Oops! I didn’t get the brand name right the first time. The bra that I use is called “Beauty by Jeunigue”. It gives you the lift and the comfort that you need without the wire . It also makes you look like you have lost 10 to 15 pounds by wearing it. It is also works well for breast feeding moms. You might be able to order it online, but I can be wrong. You will need a fitting so that you can get the right size that fits you. I am Huge (DDF) and these are the only bras that I found that are comfortable and fits correctly. Also I am pregnant and the lactation stores do not sell any bra size larger than a H cup, which don’t fit my body anyway. I got mine through a lady that sells these bras for a living (her business is like may-kay make-up, only she sells bras instead). Hopefully you can find the nearest sells rep. near where you live. Hope this helps!! Let me know if you have anymore questions.
Also these bras are expensive, but they are so worth it. The bigger you are the more expensive the bra is. I will have to buy new bra when my milk comes in.
Great article I didn’t know about the bra and after reading it I have just ditched the bra. I have 5 kids and nursed them all the last 2 were twins I hope that helps a little to prevent breast cancer. I agree with another reader we own it to ourself and our children to get educated and stop with the fashion I have read that coloring your hair is also associated with breast cancer.
Interesting about the bras, but did they correct for breat size?
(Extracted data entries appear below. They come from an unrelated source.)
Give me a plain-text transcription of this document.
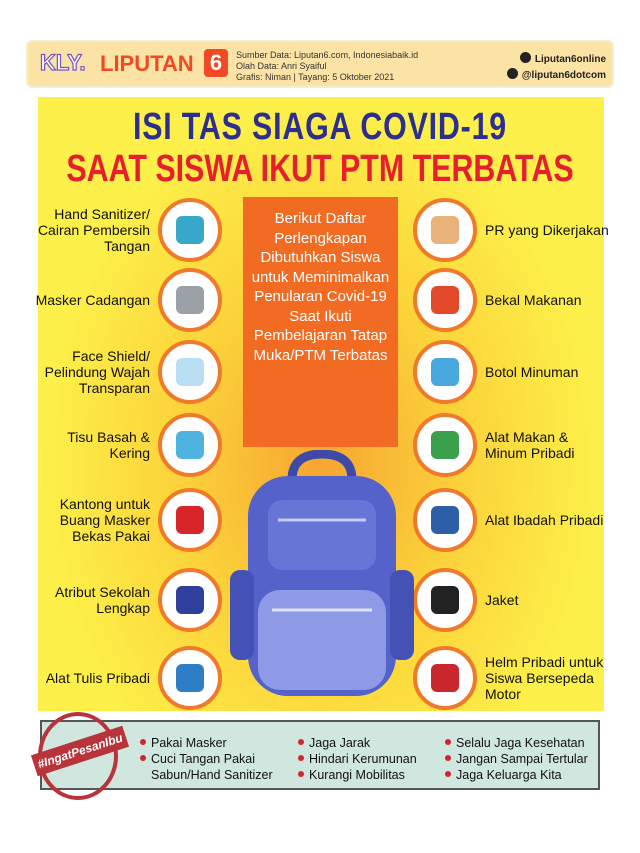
KLY. LIPUTAN 6	Sumber Data: Liputan6.com, Indonesiabaik.id
Olah Data: Anri Syaiful
Grafis: Niman | Tayang: 5 Oktober 2021
Liputan6online
@liputan6dotcom
ISI TAS SIAGA COVID-19
SAAT SISWA IKUT PTM TERBATAS
Hand Sanitizer/ Cairan Pembersih Tangan
Masker Cadangan
Face Shield/ Pelindung Wajah Transparan
Tisu Basah & Kering
Kantong untuk Buang Masker Bekas Pakai
Atribut Sekolah Lengkap
Alat Tulis Pribadi
PR yang Dikerjakan
Bekal Makanan
Botol Minuman
Alat Makan & Minum Pribadi
Alat Ibadah Pribadi
Jaket
Helm Pribadi untuk Siswa Bersepeda Motor
Berikut Daftar Perlengkapan Dibutuhkan Siswa untuk Meminimalkan Penularan Covid-19 Saat Ikuti Pembelajaran Tatap Muka/PTM Terbatas
#IngatPesanIbu	Pakai Masker
Cuci Tangan Pakai
Sabun/Hand Sanitizer
Jaga Jarak
Hindari Kerumunan
Kurangi Mobilitas
Selalu Jaga Kesehatan
Jangan Sampai Tertular
Jaga Keluarga Kita
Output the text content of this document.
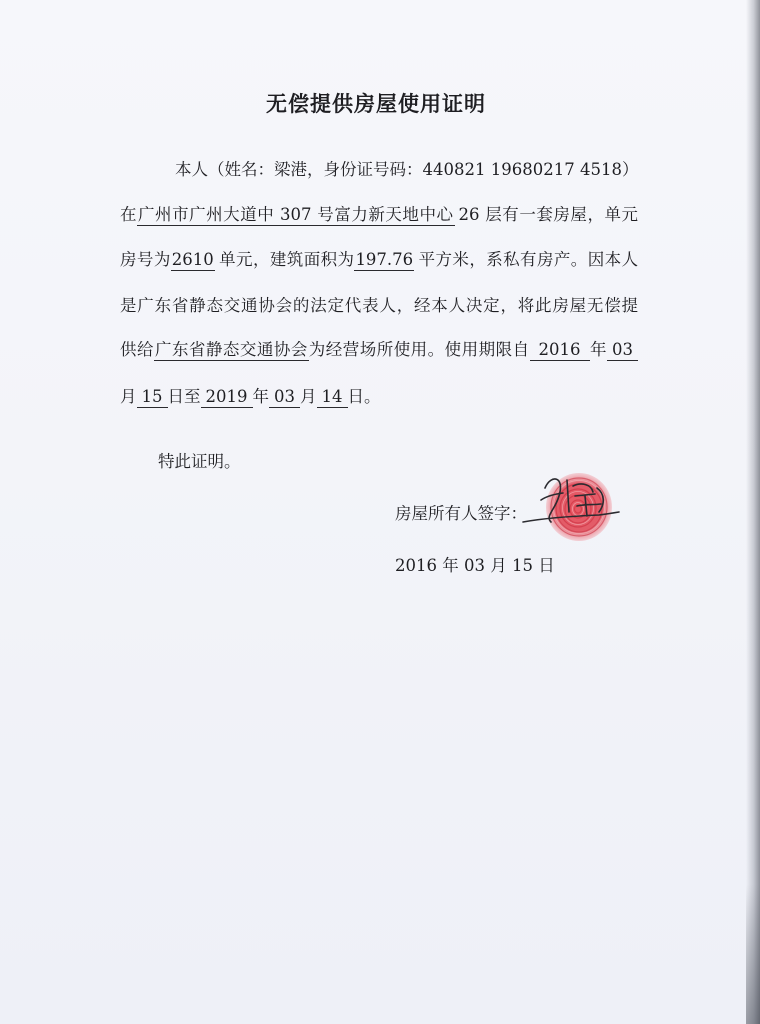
无偿提供房屋使用证明
本人（姓名：梁港，身份证号码：440821 19680217 4518）
在广州市广州大道中 307 号富力新天地中心 26 层有一套房屋，单元
房号为2610 单元，建筑面积为197.76 平方米，系私有房产。因本人
是广东省静态交通协会的法定代表人，经本人决定，将此房屋无偿提
供给广东省静态交通协会为经营场所使用。使用期限自 2016 年 03
月 15 日至 2019 年 03 月 14 日。
特此证明。
房屋所有人签字：
2016 年 03 月 15 日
People with larger breasts would be more likely to wear bras, and the increased risk of cancer could be due to larger breast size.
True, but even in cultures where women are busty, they have the same breast cancer rates as men if they aren’t eating processed foods and wearing constricting clothing.
I ditched the bra about six months ago and haven’t looked back. I have already had bilateral breast cancer and do not care to have another go round. Haven’t tried the Coobie bras, but do use a product called Bust Free to deal with the ‘obviously braless’ aspect. Has been working fine.
Melissa Jean Shirley
You have DD and use these bras? I’m hesitant to believe that my DDs wouldn’t swing around or flop right out of one of those. What are your thoughts on sports bras? I’m an HIIT instructor, and practically live in sports bras….
It took a little adjustment to get used to them not being “pushed-up” like Victoria’s secret used to do, but these bras do support them. When I’m not nursing, I find they actually fit better without the pads. For exercise, I wear them without a problem, or have also added a support tank or worn two if I was doing a lot of running…
I have to admit I am skeptical, they don’t look supportive at all! Do they just squish you, or actually support and hold things up (not pushed up, but I don’t want my bra just sitting on top of my breasts, if you know what I mean)? My baby is 4 mo. old and I still haven’t found a bra in my size that I’m happy with. Right now I wear something that looks like a coobie but I got it at Target. It’s comfortable, but I don’t like the thin material and it does nothing to support me; just covers them. I did my measurements yesterday and found out I should wear a 30G or GG. I may give this bra a try!
Try the “Beauty by jeunique” bra. I’m a double F and they are the only bra that I can find that fits comfortably and can be used as a nursing bra. It is wireless and it gives you lift, but won’t constrict the flow of you milk.
I don’t wear a bra and am a 38c. I nurse my daughter and I like to run. I really don’t care what it looks like to others. I care more about getting my exercise.
I have a question about exercising braless. I have recently decided (since last summer) to go braless. But I still wear a sports bra for martial arts only (I am a C cup).. But when I do stretching, lifting weights etc…is a bra really necessary? What is your experience with this?
You did an excellent job at covering a very controversial topic. I hope and pray women begin looking at this research seriously. We owe it to ourselves, our children, our husbands and our entire ecosystem. So proud of you! 🙂
Cindy Drugan Dolezal
Great article. Gonna go home and burn my bras!! I love the comment about nipples under t-shirts. Haha. If it weren’t for that I wouldn’t ever wear a bra.